Ryan and Valerie's chicken piccata was up next. It took us a long time to judge this one -- not because the dishes were close, but because it was nearly impossible to get through to Ryan. He clearly didn't know that chicken piccata is thin scallop of chicken that's dipped in flour, then in egg, then sauteed and served with a lemon-butter sauce that sometimes has capers in it. He breaded his chicken, didn't pound it thin, and didn't serve it with a lemon-butter sauce -- but did serve it with awful gnocchi. (So other than that Mrs. Lincoln, how was the show?) We tried and tried to explain it to him. He was very defensive. Instead of trying to learn something from Tom, Anthony, and me, he made excuses and generally frustrated us. "Classically mashed potatoes and rice." Wha?? I always told my cooks that it's not the mistake that matters but what you do after you've made one to ensure it never happens again. There is nothing worse than a cook who is unwilling or unable to learn from his mistakes, and his gnocchi were a very dense mistake. So I said what I said. Sorry! I know it was a bit mean, but had you seen the entire exchange with Ryan you would have understood. Valerie's wasn't much better. But Ryan's was worse.
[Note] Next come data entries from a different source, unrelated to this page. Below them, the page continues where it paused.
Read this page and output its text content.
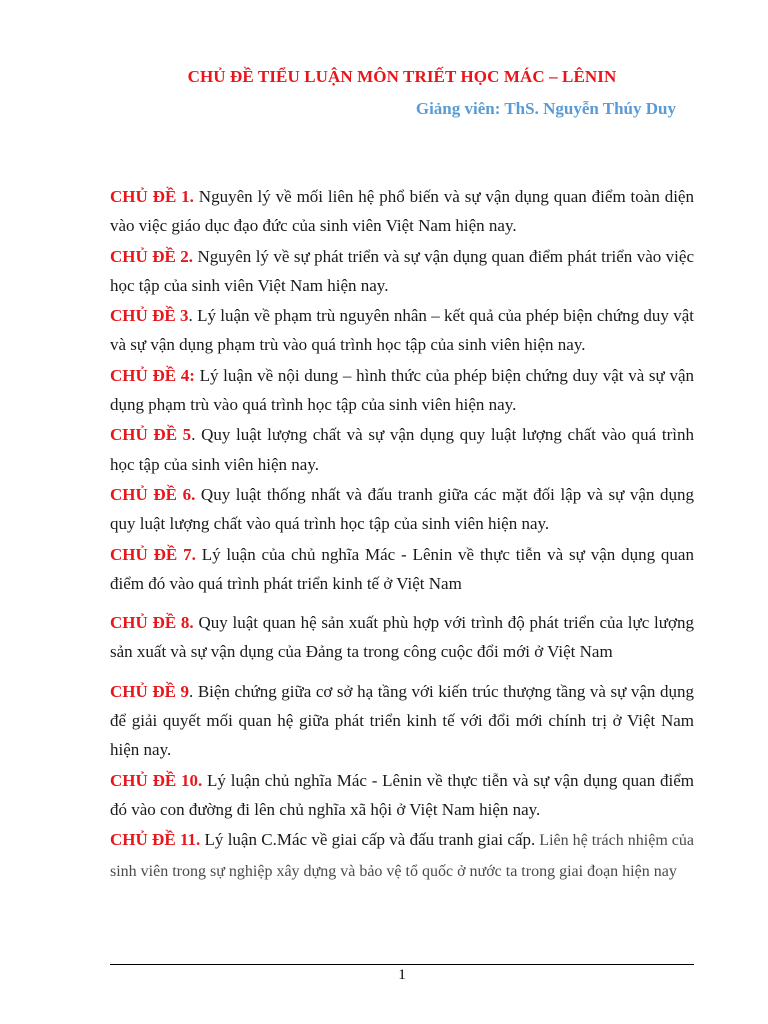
CHỦ ĐỀ TIỂU LUẬN MÔN TRIẾT HỌC MÁC – LÊNIN
Giảng viên: ThS. Nguyễn Thúy Duy

CHỦ ĐỀ 1. Nguyên lý về mối liên hệ phổ biến và sự vận dụng quan điểm toàn diện vào việc giáo dục đạo đức của sinh viên Việt Nam hiện nay.

CHỦ ĐỀ 2. Nguyên lý về sự phát triển và sự vận dụng quan điểm phát triển vào việc học tập của sinh viên Việt Nam hiện nay.

CHỦ ĐỀ 3. Lý luận về phạm trù nguyên nhân – kết quả của phép biện chứng duy vật và sự vận dụng phạm trù vào quá trình học tập của sinh viên hiện nay.

CHỦ ĐỀ 4: Lý luận về nội dung – hình thức của phép biện chứng duy vật và sự vận dụng phạm trù vào quá trình học tập của sinh viên hiện nay.

CHỦ ĐỀ 5. Quy luật lượng chất và sự vận dụng quy luật lượng chất vào quá trình học tập của sinh viên hiện nay.

CHỦ ĐỀ 6. Quy luật thống nhất và đấu tranh giữa các mặt đối lập và sự vận dụng quy luật lượng chất vào quá trình học tập của sinh viên hiện nay.

CHỦ ĐỀ 7. Lý luận của chủ nghĩa Mác - Lênin về thực tiễn và sự vận dụng quan điểm đó vào quá trình phát triển kinh tế ở Việt Nam

CHỦ ĐỀ 8. Quy luật quan hệ sản xuất phù hợp với trình độ phát triển của lực lượng sản xuất và sự vận dụng của Đảng ta trong công cuộc đổi mới ở Việt Nam

CHỦ ĐỀ 9. Biện chứng giữa cơ sở hạ tầng với kiến trúc thượng tầng và sự vận dụng để giải quyết mối quan hệ giữa phát triển kinh tế với đổi mới chính trị ở Việt Nam hiện nay.

CHỦ ĐỀ 10. Lý luận chủ nghĩa Mác - Lênin về thực tiễn và sự vận dụng quan điểm đó vào con đường đi lên chủ nghĩa xã hội ở Việt Nam hiện nay.

CHỦ ĐỀ 11. Lý luận C.Mác về giai cấp và đấu tranh giai cấp. Liên hệ trách nhiệm của sinh viên trong sự nghiệp xây dựng và bảo vệ tổ quốc ở nước ta trong giai đoạn hiện nay

1
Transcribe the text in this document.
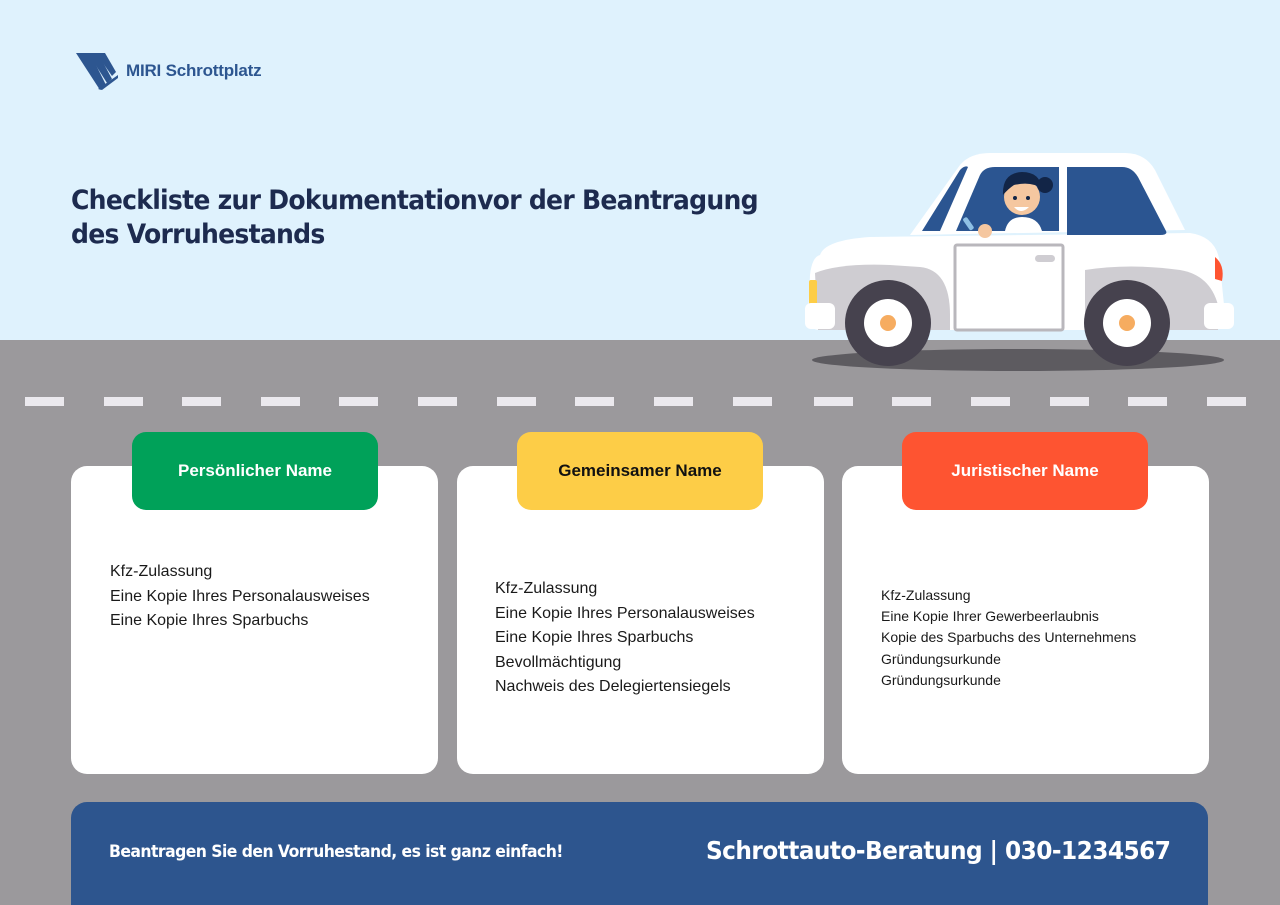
MIRI Schrottplatz
Checkliste zur Dokumentationvor der Beantragung
des Vorruhestands
Persönlicher Name
Kfz-Zulassung
Eine Kopie Ihres Personalausweises
Eine Kopie Ihres Sparbuchs
Gemeinsamer Name
Kfz-Zulassung
Eine Kopie Ihres Personalausweises
Eine Kopie Ihres Sparbuchs
Bevollmächtigung
Nachweis des Delegiertensiegels
Juristischer Name
Kfz-Zulassung
Eine Kopie Ihrer Gewerbeerlaubnis
Kopie des Sparbuchs des Unternehmens
Gründungsurkunde
Gründungsurkunde
Beantragen Sie den Vorruhestand, es ist ganz einfach!	Schrottauto-Beratung | 030-1234567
Next up were the souffle twins. Poor guys. They really had my sympathy. Erik and Zoi did their best. Remember you're NOT allowed to have written recipes. Erik's souffle was comical: cheese, mashed potatoes, avocados, crÃƒÂ¨me fraÃƒÂ®che, black bean puree, and salsa. He was willing to listen and generally acknowledged his blunder. Souffle literally means to "blow or puff up" in French. The idea is light and airy. This was something more akin to spackle. Zoi made a rice pudding souffle. I was actually being sarcastic when I said rice was a good idea, in case you're wondering. Ideally, a souffle is a base made from egg whites flavored with a light puree of something like blueberries -- or in the best case, chocolate.
Picking the winner wasn't easy. There were four very strong dishes -- any of them could have won. My personal favorite was Nikki's lasagna, but the consensus was that Stephanie's dish was best. And it was a great dish.
For the final judging, all we had to do was decide whose dish was worse. For me, it was a toss-up between Nimma's caustic scampi and Erik's molten-lava souffle. As a souffle, Erik's dish didn't stand up -- but it did taste good. Nimma's scampi was unforgivable, and she was indignant. Erik was humble, coachable, and had a sense of humor about it. That always makes things a bit easier.
This season will be nothing short of mesmerizing. The personalities are quite clear. Ryan is this season's Howie, and Dale is this season's Hung. These chefs are great, and it just gets better every season. It will be a photo finish for sure.